7.26.2010

Sold A Bill of Goods and Becoming Fearless

I was told from the time I entered kindergarten that I had to get a college degree. It wasn't an option. I had to get one. So I did. And frankly, fat lot of good it's done me. $40,000 over four years for a $12/hour job.

My generation, perhaps more than any other, was sold one expensive bill of goods. We were all told this: "Go to college, get a good job. Earn money. Everything will be fine." No it's not. Or maybe it's because I majored in something I actually liked and not something that bored me out of my mind. I had a friend who majored in something that would guarantee her a good job. That's all well and good but she wasn't happy with it. It wasn't what she wanted to do or enjoyed. It didn't make her excited. It made her stressed. She has a good job now but I can't tell you if she will be happy in the long run. That's something she'll have to determine.

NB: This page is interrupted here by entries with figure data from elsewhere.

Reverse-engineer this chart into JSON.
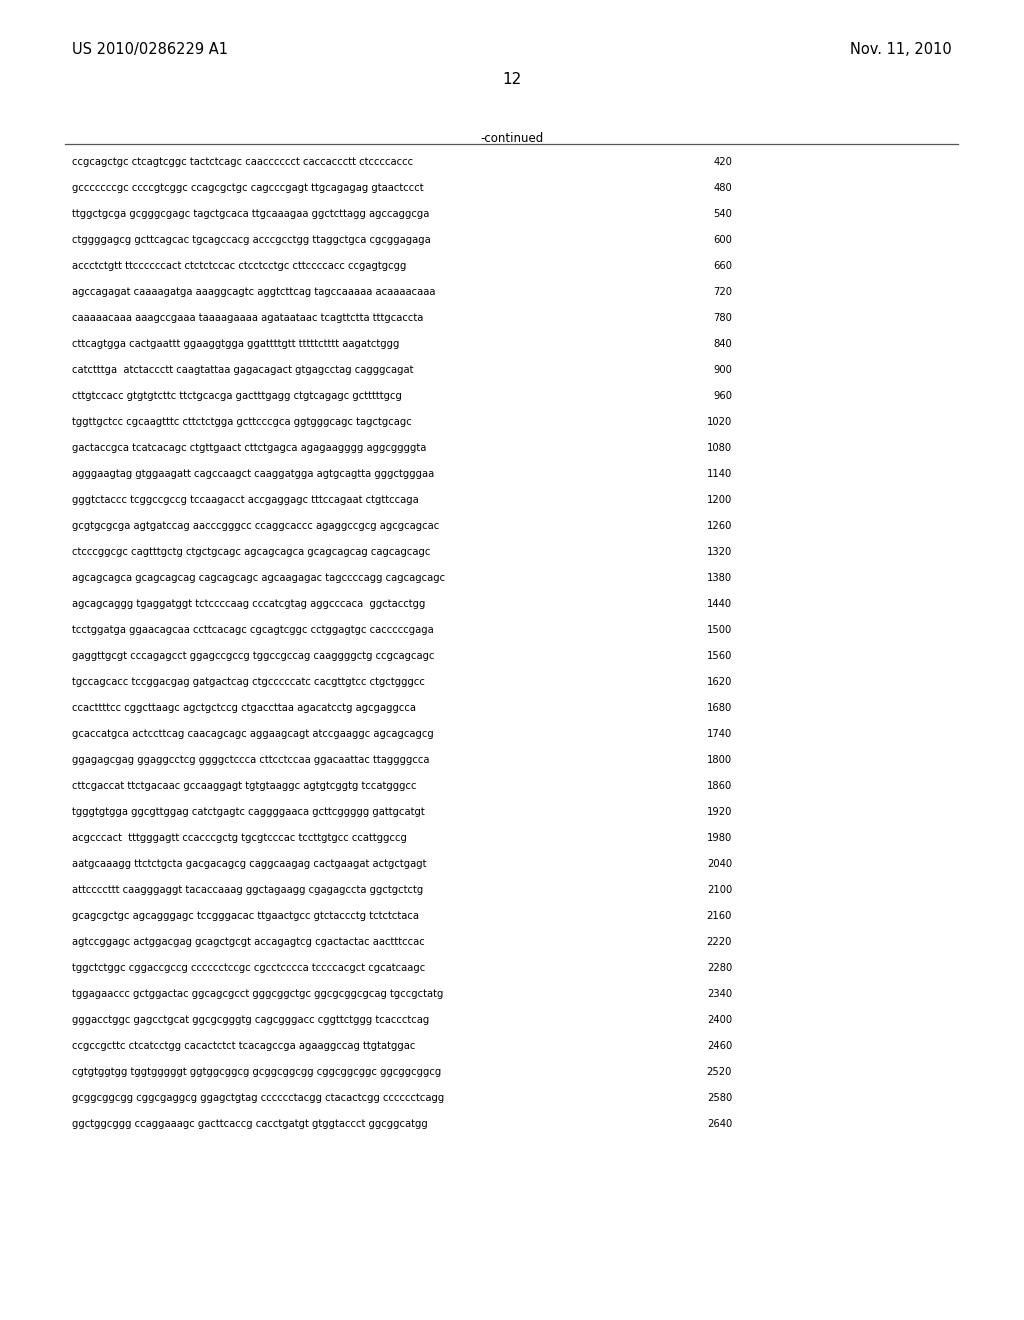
{
  "header_left": "US 2010/0286229 A1",
  "header_right": "Nov. 11, 2010",
  "page_number": "12",
  "continued_label": "-continued",
  "background_color": "#ffffff",
  "text_color": "#000000",
  "sequence_lines": [
    [
      "ccgcagctgc ctcagtcggc tactctcagc caacccccct caccaccctt ctccccaccc",
      "420"
    ],
    [
      "gcccccccgc ccccgtcggc ccagcgctgc cagcccgagt ttgcagagag gtaactccct",
      "480"
    ],
    [
      "ttggctgcga gcgggcgagc tagctgcaca ttgcaaagaa ggctcttagg agccaggcga",
      "540"
    ],
    [
      "ctggggagcg gcttcagcac tgcagccacg acccgcctgg ttaggctgca cgcggagaga",
      "600"
    ],
    [
      "accctctgtt ttccccccact ctctctccac ctcctcctgc cttccccacc ccgagtgcgg",
      "660"
    ],
    [
      "agccagagat caaaagatga aaaggcagtc aggtcttcag tagccaaaaa acaaaacaaa",
      "720"
    ],
    [
      "caaaaacaaa aaagccgaaa taaaagaaaa agataataac tcagttctta tttgcaccta",
      "780"
    ],
    [
      "cttcagtgga cactgaattt ggaaggtgga ggattttgtt tttttctttt aagatctggg",
      "840"
    ],
    [
      "catctttga  atctaccctt caagtattaa gagacagact gtgagcctag cagggcagat",
      "900"
    ],
    [
      "cttgtccacc gtgtgtcttc ttctgcacga gactttgagg ctgtcagagc gctttttgcg",
      "960"
    ],
    [
      "tggttgctcc cgcaagtttc cttctctgga gcttcccgca ggtgggcagc tagctgcagc",
      "1020"
    ],
    [
      "gactaccgca tcatcacagc ctgttgaact cttctgagca agagaagggg aggcggggta",
      "1080"
    ],
    [
      "agggaagtag gtggaagatt cagccaagct caaggatgga agtgcagtta gggctgggaa",
      "1140"
    ],
    [
      "gggtctaccc tcggccgccg tccaagacct accgaggagc tttccagaat ctgttccaga",
      "1200"
    ],
    [
      "gcgtgcgcga agtgatccag aacccgggcc ccaggcaccc agaggccgcg agcgcagcac",
      "1260"
    ],
    [
      "ctcccggcgc cagtttgctg ctgctgcagc agcagcagca gcagcagcag cagcagcagc",
      "1320"
    ],
    [
      "agcagcagca gcagcagcag cagcagcagc agcaagagac tagccccagg cagcagcagc",
      "1380"
    ],
    [
      "agcagcaggg tgaggatggt tctccccaag cccatcgtag aggcccaca  ggctacctgg",
      "1440"
    ],
    [
      "tcctggatga ggaacagcaa ccttcacagc cgcagtcggc cctggagtgc cacccccgaga",
      "1500"
    ],
    [
      "gaggttgcgt cccagagcct ggagccgccg tggccgccag caaggggctg ccgcagcagc",
      "1560"
    ],
    [
      "tgccagcacc tccggacgag gatgactcag ctgcccccatc cacgttgtcc ctgctgggcc",
      "1620"
    ],
    [
      "ccacttttcc cggcttaagc agctgctccg ctgaccttaa agacatcctg agcgaggcca",
      "1680"
    ],
    [
      "gcaccatgca actccttcag caacagcagc aggaagcagt atccgaaggc agcagcagcg",
      "1740"
    ],
    [
      "ggagagcgag ggaggcctcg ggggctccca cttcctccaa ggacaattac ttaggggcca",
      "1800"
    ],
    [
      "cttcgaccat ttctgacaac gccaaggagt tgtgtaaggc agtgtcggtg tccatgggcc",
      "1860"
    ],
    [
      "tgggtgtgga ggcgttggag catctgagtc caggggaaca gcttcggggg gattgcatgt",
      "1920"
    ],
    [
      "acgcccact  tttgggagtt ccacccgctg tgcgtcccac tccttgtgcc ccattggccg",
      "1980"
    ],
    [
      "aatgcaaagg ttctctgcta gacgacagcg caggcaagag cactgaagat actgctgagt",
      "2040"
    ],
    [
      "attccccttt caagggaggt tacaccaaag ggctagaagg cgagagccta ggctgctctg",
      "2100"
    ],
    [
      "gcagcgctgc agcagggagc tccgggacac ttgaactgcc gtctaccctg tctctctaca",
      "2160"
    ],
    [
      "agtccggagc actggacgag gcagctgcgt accagagtcg cgactactac aactttccac",
      "2220"
    ],
    [
      "tggctctggc cggaccgccg cccccctccgc cgcctcccca tccccacgct cgcatcaagc",
      "2280"
    ],
    [
      "tggagaaccc gctggactac ggcagcgcct gggcggctgc ggcgcggcgcag tgccgctatg",
      "2340"
    ],
    [
      "gggacctggc gagcctgcat ggcgcgggtg cagcgggacc cggttctggg tcaccctcag",
      "2400"
    ],
    [
      "ccgccgcttc ctcatcctgg cacactctct tcacagccga agaaggccag ttgtatggac",
      "2460"
    ],
    [
      "cgtgtggtgg tggtgggggt ggtggcggcg gcggcggcgg cggcggcggc ggcggcggcg",
      "2520"
    ],
    [
      "gcggcggcgg cggcgaggcg ggagctgtag cccccctacgg ctacactcgg cccccctcagg",
      "2580"
    ],
    [
      "ggctggcggg ccaggaaagc gacttcaccg cacctgatgt gtggtaccct ggcggcatgg",
      "2640"
    ]
  ]
}
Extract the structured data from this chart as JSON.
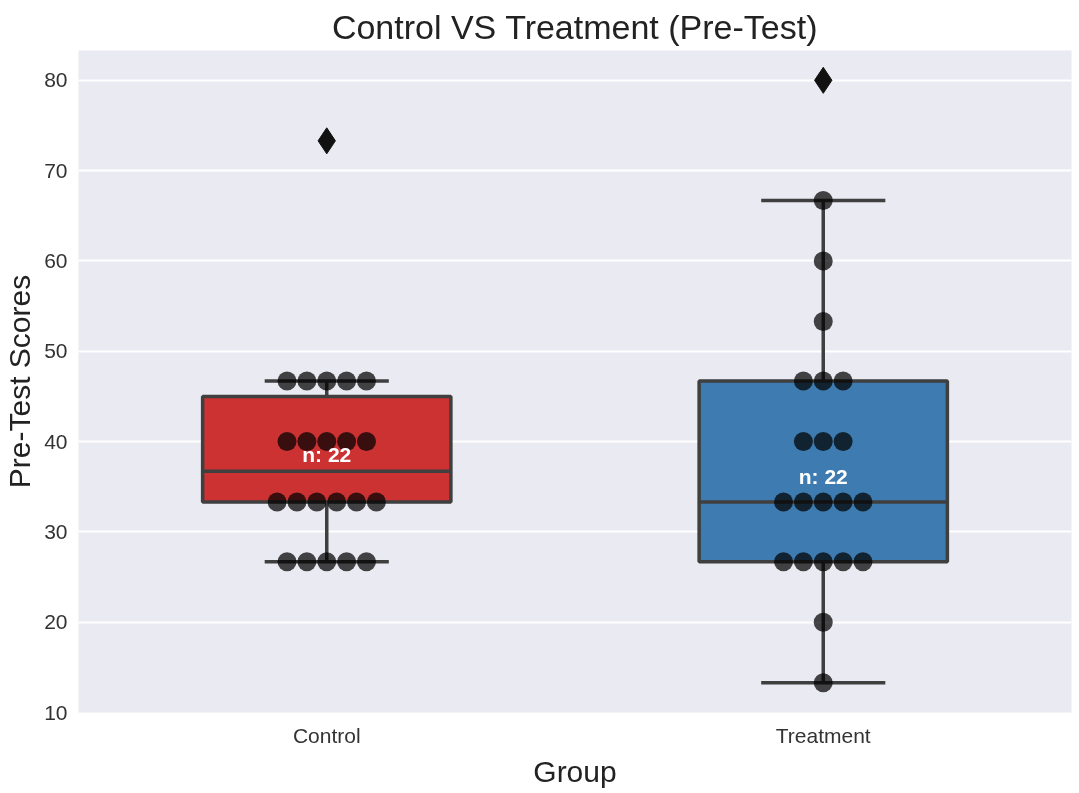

Stupidly, I majored in something that I loved. Something that made me excited to go to class, to write papers, to discuss and debate. It was a sensible major, one that conceivably get me a job after earning a master's degree. So I guess we'll see about that in a year. But am I happy with my decision five years after I made it? By and large, I think I'm not. I'm not because it was safe. That doesn't negate the fact that I enjoyed studying what I did or cause me to enjoy it any less because I still do like politics and international relations but truth be told, if I had it to do over again and was fearless in the face of job prospects I wouldn't have majored in it. I would have followed my gut instinct and said "I want to be a writer". And an English major I would have become.


I spend a lot of my free time writing. Half-finished stories and screenplays and plays and thoughts on whatever flits through my mind litter notebooks, legal pads and documents on my coffee table and computer. When I think about the people I most admire and want to be like I think of writers. Well, the ones who didn't kill themselves or become alcoholics or drug addicts. And they're writers of all types. Hemingway and Camus. Chechov and Mamet and O'Neill. Avika Goldsman and Tina Fey and Dustin Lance Black. Hell, bloggers and journalist are lumped in there, too. How great it must be to write for a living.

But my point is that I wasn't fearless and now I continually second guess myself at every turn. I wanted to go to law school. I wanted to be an attorney. That not working out wasn't so much of a lack of desire but a "you're not good enough". I'm probably not as good of a writer as I believe myself to be. Then again, I never made less than an 'A' on any paper I wrote in college and distinctly remember a time in high school when my English teacher told me I had written one the best conclusions she'd ever read. So, all right. I'm at least as good as I think I am. But am I good enough for anyone else? Will I ever be fearless enough to actually write the way I want to? Will I finish those screenplays and stories and thoughts? Probably not, but maybe some day. I have to at least try. I have to stare at the abyss that is the blank page and step off into the deep unknown, relying on the pencil in my hand and the paper beneath to save me.